With a little planning, the inspection process can be as fast and revealing as a 24-hour news network talking head. If the inspection report is clean, you can buy with confidence. If it uncovers a chequered past, you can back away or negotiate a lower price in line with the cost of repairs.

Most sellers will let you take the car for an inspection or have a mobile inspection performed at their home. If the seller hesitates, you might want to consider the words of America's Car Show host Tom Torbjornsen: "You have to wonder what they're hiding."

The All-Important Pre-Purchase Inspection
Experts agree that used cars must be inspected before the final negotiation for purchase. The ordinary car buyer, even if mechanically savvy, really can't do it justice. A stem-to-stern inspection, if it's been done right, can tell you if you're about to buy a great used car or step into a nasty set of problems.

Have the inspection performed by a mechanic who brings credentials to the table.
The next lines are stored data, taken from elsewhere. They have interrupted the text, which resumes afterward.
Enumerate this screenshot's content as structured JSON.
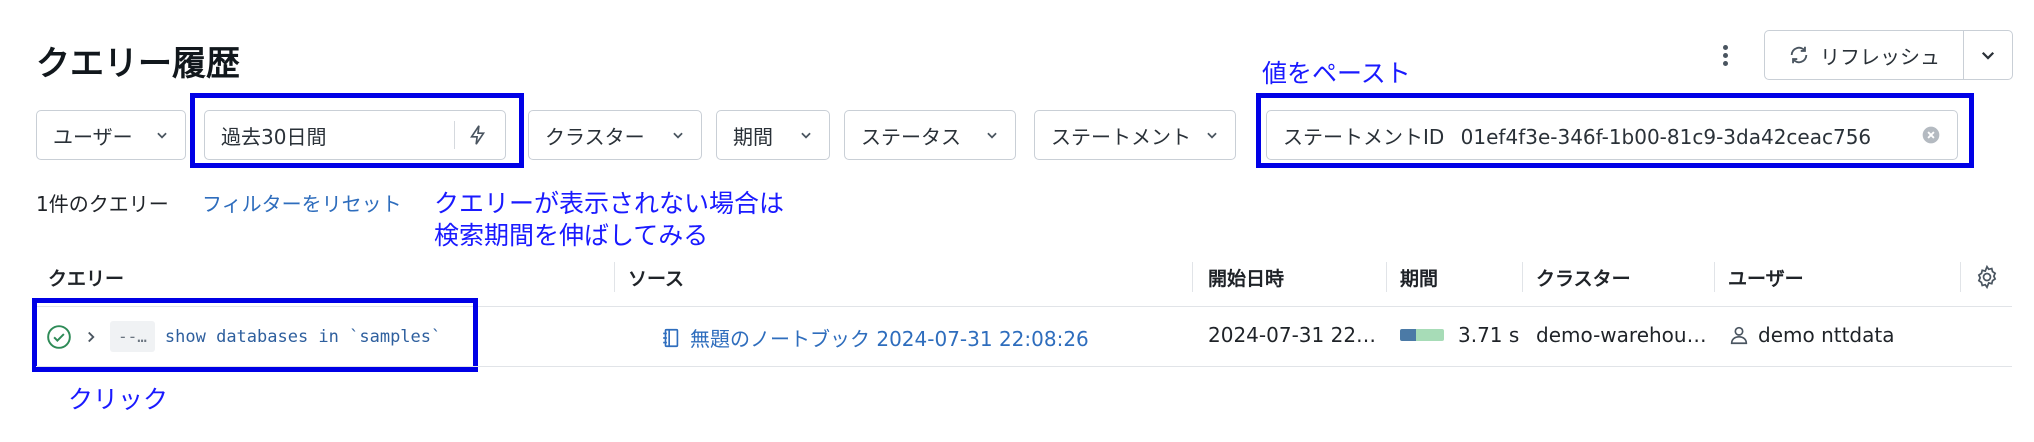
{
  "header": {
    "title": "クエリー履歴",
    "refresh_label": "リフレッシュ"
  },
  "filters": {
    "user": "ユーザー",
    "period_range": "過去30日間",
    "cluster": "クラスター",
    "duration": "期間",
    "status": "ステータス",
    "statement": "ステートメント",
    "statement_id_label": "ステートメントID",
    "statement_id_value": "01ef4f3e-346f-1b00-81c9-3da42ceac756"
  },
  "summary": {
    "count_text": "1件のクエリー",
    "reset_link": "フィルターをリセット"
  },
  "annotations": {
    "paste": "値をペースト",
    "hint_line1": "クエリーが表示されない場合は",
    "hint_line2": "検索期間を伸ばしてみる",
    "click": "クリック"
  },
  "table": {
    "columns": [
      "クエリー",
      "ソース",
      "開始日時",
      "期間",
      "クラスター",
      "ユーザー"
    ],
    "rows": [
      {
        "prefix": "--…",
        "query": "show databases in `samples`",
        "source": "無題のノートブック 2024-07-31 22:08:26",
        "start": "2024-07-31 22…",
        "duration": "3.71 s",
        "duration_fraction": 0.35,
        "cluster": "demo-warehou…",
        "user": "demo nttdata"
      }
    ]
  },
  "colors": {
    "highlight": "#0000e6",
    "annotation": "#1a1aff",
    "link": "#2e6dbd",
    "success": "#2e8b57"
  }
}
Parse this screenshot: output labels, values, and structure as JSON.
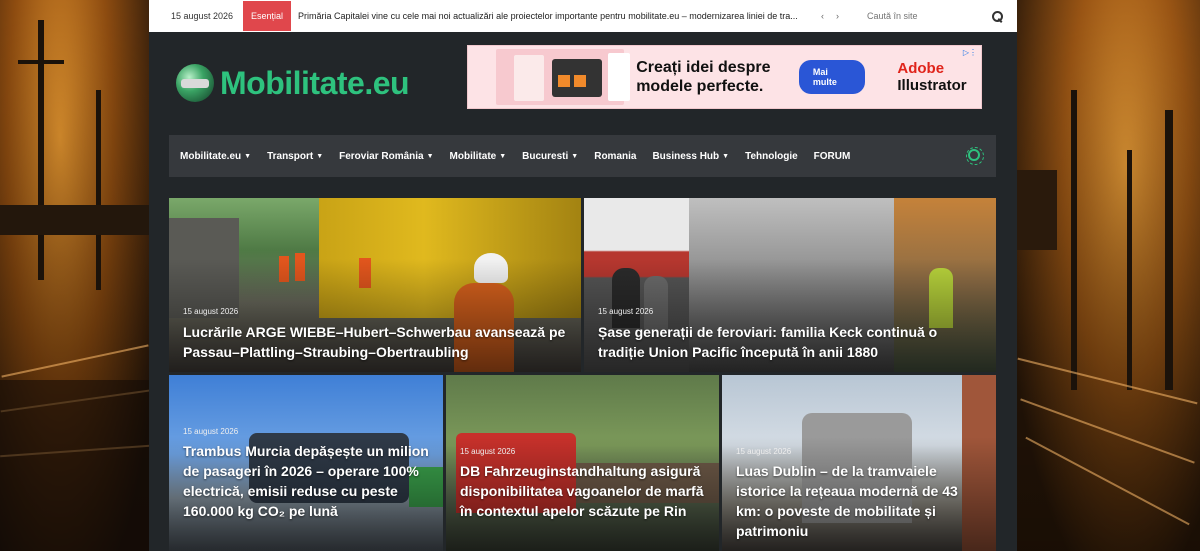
{
  "topbar": {
    "date": "15 august 2026",
    "badge": "Esențial",
    "ticker": "Primăria Capitalei vine cu cele mai noi actualizări ale proiectelor importante pentru mobilitate.eu – modernizarea liniei de tra...",
    "search_placeholder": "Caută în site"
  },
  "header": {
    "logo_text": "Mobilitate.eu",
    "ad": {
      "headline": "Creați idei despre modele perfecte.",
      "button": "Mai multe",
      "brand_line1": "Adobe",
      "brand_line2": "Illustrator"
    }
  },
  "nav": {
    "items": [
      {
        "label": "Mobilitate.eu",
        "chevron": true
      },
      {
        "label": "Transport",
        "chevron": true
      },
      {
        "label": "Feroviar România",
        "chevron": true
      },
      {
        "label": "Mobilitate",
        "chevron": true
      },
      {
        "label": "Bucuresti",
        "chevron": true
      },
      {
        "label": "Romania",
        "chevron": false
      },
      {
        "label": "Business Hub",
        "chevron": true
      },
      {
        "label": "Tehnologie",
        "chevron": false
      },
      {
        "label": "FORUM",
        "chevron": false
      }
    ]
  },
  "articles": [
    {
      "date": "15 august 2026",
      "title": "Lucrările ARGE WIEBE–Hubert–Schwerbau avansează pe Passau–Plattling–Straubing–Obertraubling"
    },
    {
      "date": "15 august 2026",
      "title": "Șase generații de feroviari: familia Keck continuă o tradiție Union Pacific începută în anii 1880"
    },
    {
      "date": "15 august 2026",
      "title": "Trambus Murcia depășește un milion de pasageri în 2026 – operare 100% electrică, emisii reduse cu peste 160.000 kg CO₂ pe lună"
    },
    {
      "date": "15 august 2026",
      "title": "DB Fahrzeuginstandhaltung asigură disponibilitatea vagoanelor de marfă în contextul apelor scăzute pe Rin"
    },
    {
      "date": "15 august 2026",
      "title": "Luas Dublin – de la tramvaiele istorice la rețeaua modernă de 43 km: o poveste de mobilitate și patrimoniu"
    }
  ]
}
The car should also be test-driven over a predetermined route that includes hills, bumps and potholes to pick up suspension problems and reveal engine performance issues.

Andy Dabbs, president and CEO of The Lemon Squad, said his company of nationwide mobile inspectors, currently inspecting pre-purchase used cars and off-lease vehicles, offers mobile inspections for private-party car buyers all across the United States and Canada, as well as Alaska and Hawaii. He said using a third-party inspector will build what he calls the "trust factor."

"There is so much information on the Web about every type of car," Dabbs said. "But what about that specific Chevy, Ford or classic car? Someone has to verify not just what's wrong with the car, but also what's right with it." He added that a seller can also proactively have a car inspected and volunteer to provide the results of a condition report. "If you are a used car buyer, it enhances your purchase to acquire a condition report and thorough inspection."